Avec 37 % de produits bio, le coût denrées d’un repas à la cantine est de 2,14 euros

Au 1er janvier 2022, la restauration collective devra servir 50 % de produits dits durables dont 20 % de bio (en valeur). Les cantines sont-elles prêtes ?

Les chiffres 2021 de la 5e enquête de l’Observatoire de la restauration collective bio et durable de l’association Un plus Bio tombent à pic à la veille de la date couperet de la loi Egalim. Au 1er janvier 2022, la restauration collective devra servir 50 % de produits dits durables dont 20 % de bio (en valeur). Les 6 766 cantines étudiées  (contre 1 200 en 2017) qui servent 1,2 million de repas  chaque jour affichent une part (en valeur) de bio dans les assiettes de 37 %, dépassant ainsi le seuil de la loi Egalim. L’étude combine 2 sources de données : celles collectées par l’enquête en ligne annuelle de l’Observatoire et celles issues des audits menés par Ecocert «En Cuisine».
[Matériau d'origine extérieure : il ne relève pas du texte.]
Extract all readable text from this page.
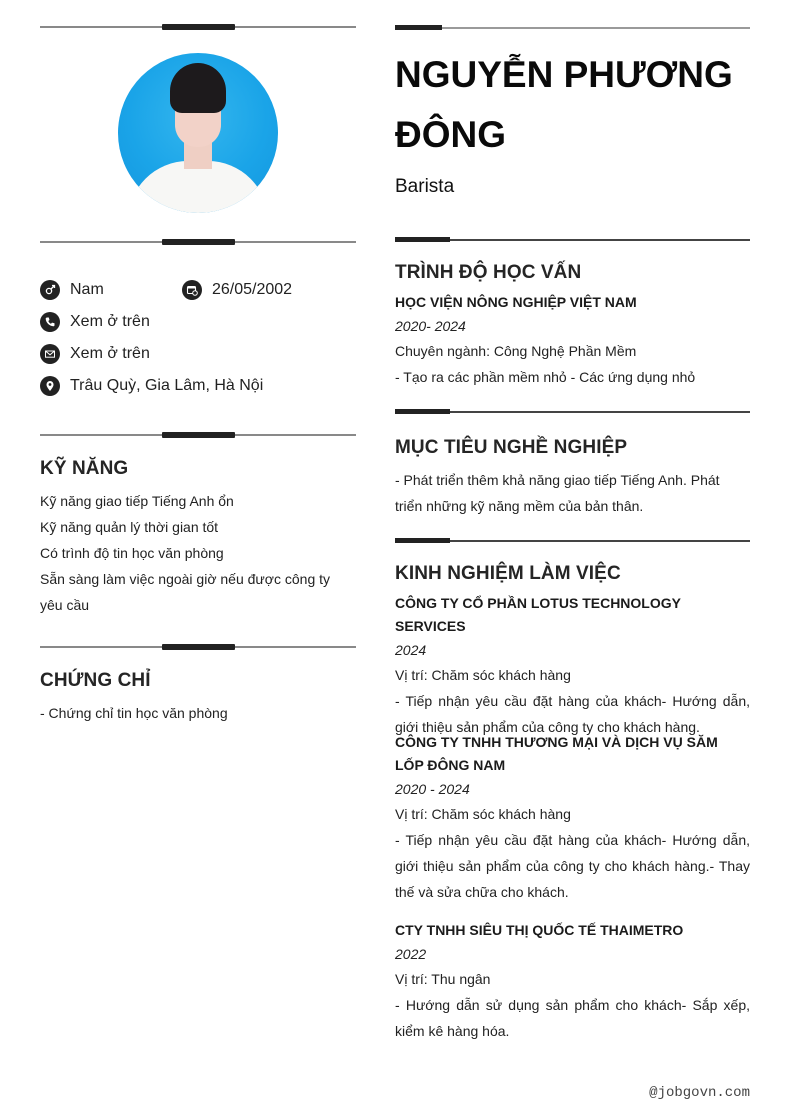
Nam	26/05/2002
Xem ở trên
Xem ở trên
Trâu Quỳ, Gia Lâm, Hà Nội
KỸ NĂNG
Kỹ năng giao tiếp Tiếng Anh ổn
Kỹ năng quản lý thời gian tốt
Có trình độ tin học văn phòng
Sẵn sàng làm việc ngoài giờ nếu được công ty yêu cầu
CHỨNG CHỈ
- Chứng chỉ tin học văn phòng
NGUYỄN PHƯƠNG ĐÔNG
Barista
TRÌNH ĐỘ HỌC VẤN
HỌC VIỆN NÔNG NGHIỆP VIỆT NAM
2020- 2024
Chuyên ngành: Công Nghệ Phần Mềm
- Tạo ra các phần mềm nhỏ - Các ứng dụng nhỏ
MỤC TIÊU NGHỀ NGHIỆP
- Phát triển thêm khả năng giao tiếp Tiếng Anh. Phát triển những kỹ năng mềm của bản thân.
KINH NGHIỆM LÀM VIỆC
CÔNG TY CỔ PHẦN LOTUS TECHNOLOGY SERVICES
2024
Vị trí: Chăm sóc khách hàng
- Tiếp nhận yêu cầu đặt hàng của khách- Hướng dẫn, giới thiệu sản phẩm của công ty cho khách hàng.
CÔNG TY TNHH THƯƠNG MẠI VÀ DỊCH VỤ SĂM LỐP ĐÔNG NAM
2020 - 2024
Vị trí: Chăm sóc khách hàng
- Tiếp nhận yêu cầu đặt hàng của khách- Hướng dẫn, giới thiệu sản phẩm của công ty cho khách hàng.- Thay thế và sửa chữa cho khách.
CTY TNHH SIÊU THỊ QUỐC TẾ THAIMETRO
2022
Vị trí: Thu ngân
- Hướng dẫn sử dụng sản phẩm cho khách- Sắp xếp, kiểm kê hàng hóa.
@jobgovn.com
Souvent perçu comme un frein à l’utilisation du bio en restauration collective, le coût denrées par repas n’est pas forcément corrélé à la quantité de produits utilisés selon l’Observatoire. Parmi les collectivités qui ont un coût denrée compris entre 1,8 € et 2 € par repas, la part de bio varie entre 7 % et 100 %. Plus particulièrement en restauration scolaire : à 2,06 € pour un repas contenant moins de 20 % de bio, le coût denrées moyen passe à 2,02 € pour un repas comprenant 20 à 40 % de produits bio. Sur l’échantillon étudié, le coût denrées d’un repas contenant 37 % de produits est de 2,14 €.

Approvisionnement local et lutte contre le gaspillage

Sur l’origine géographique des produits bio, l’Observatoire s’appuie sur les audits du label Ecocert qui utilise le nombre de composantes bio locales mensuelles. Sur 100 composantes bio (soit 4 semaines de 25 menus), 35 sont d’origine locale selon l’enquête Une moyenne à mettre en relation avec la présence ou à l’absence d’outils de transformation sur les territoires concernés : 40 % des collectivités étudiées disposent d’une légumerie. « Les abattoirs (3 %), les ateliers de découpe de viande ou de poisson et les conserveries (1%) émergent doucement » précise l’Observatoire. Pour contenir les budgets, il constate que les collectivités cumulent les modes d’approvisionnement : « Le plus souvent, elles recourent à la fois au gré à gré et, en parallèle, à des structures qui regroupent l’offre : grossistes, plateformes de producteurs, centrales d’achat et groupement de commandes.» D’autres choisissent de se saisir de leurs capacités foncières et créent des régies agricoles municipales pour approvisionner leurs cantines. Autre levier : la réduction du  gaspillage alimentaire. Les cantines étudiées réduisent les quantités et la taille des portions (pain tranché, fromage à la coupe…), pèsent et trient les déchets et réorganisent le service et le temps du repas. Enfin, le menu végétarien hebdomadaire (obligatoire) et quotidien (volontaire) se révèle être à la fois un levier de réduction des coûts et d’amélioration de la qualité de la viande et du poisson proposés dans les autres menus. 62 % des cantines proposant un repas végétarien hebdomadaire déclarent acheter de la viande bio.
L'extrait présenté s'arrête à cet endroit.